Smith’s approach is apocalyptic, selectively quoting statistics, reports and individuals to create a picture of an imminent catastrophe unless something is done to limit population growth in Australia and the world as a whole. So he discusses the future of food supply, availability of water, renewable energy supplies, and climate change coming to somewhat pessimistic conclusions about the capacity of Australians or the people of the world to tackle these in a satisfactory way. He recommends Kelvin Thomson’s 14-point plan for population reform and prints it as an appendix to the book. Thomson argued for a long-term population management plan and limits to the growth of Australia’s numbers.

Some of Dick Smith’s suggestions are very sensible, including the idea that a greater share of national resources should be put into educating our young people so that a higher proportion of them will have the skills necessary for industrial and manufacturing employment. This should reduce the need for the import of skilled labour from overseas, which denudes other countries of their trained personnel.

However a number of Smith’s claims are just plain wrong or misleading. Australia’s population has not been growing as fast as that of India. It is not clear that limits to population growth in Australia would result in a better environment or higher living standards for Australians. In general, it is the poorer countries which have the highest rates of population growth, because the high death rates are exceeded by higher birth rates. When economic development kicks in then life expectancy increases and the need for larger numbers of children—to ensure that some survive—diminishes. On the other hand, a recent Oxfam New Zealand survey found that poor and developing countries are planning to reduce their carbon emissions and greenhouse gases faster than most developed economies.
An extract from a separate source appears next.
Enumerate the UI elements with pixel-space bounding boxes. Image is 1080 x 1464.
The nub of the problem is the sheer complexity and interconnectedness of it all and the uncertainty as to whether all the human ingenuity available is more likely to be overwhelmed by some geological/atmospheric or galactic event. I know that that way lies fatalism and passivity, but it is not absolutely clear which way is up. The limited historical evidence so far is that economic development tends to be associated with slower population growth, but whether this translates into a sustainable future based on better technology generally available in a peaceful way is a very moot point.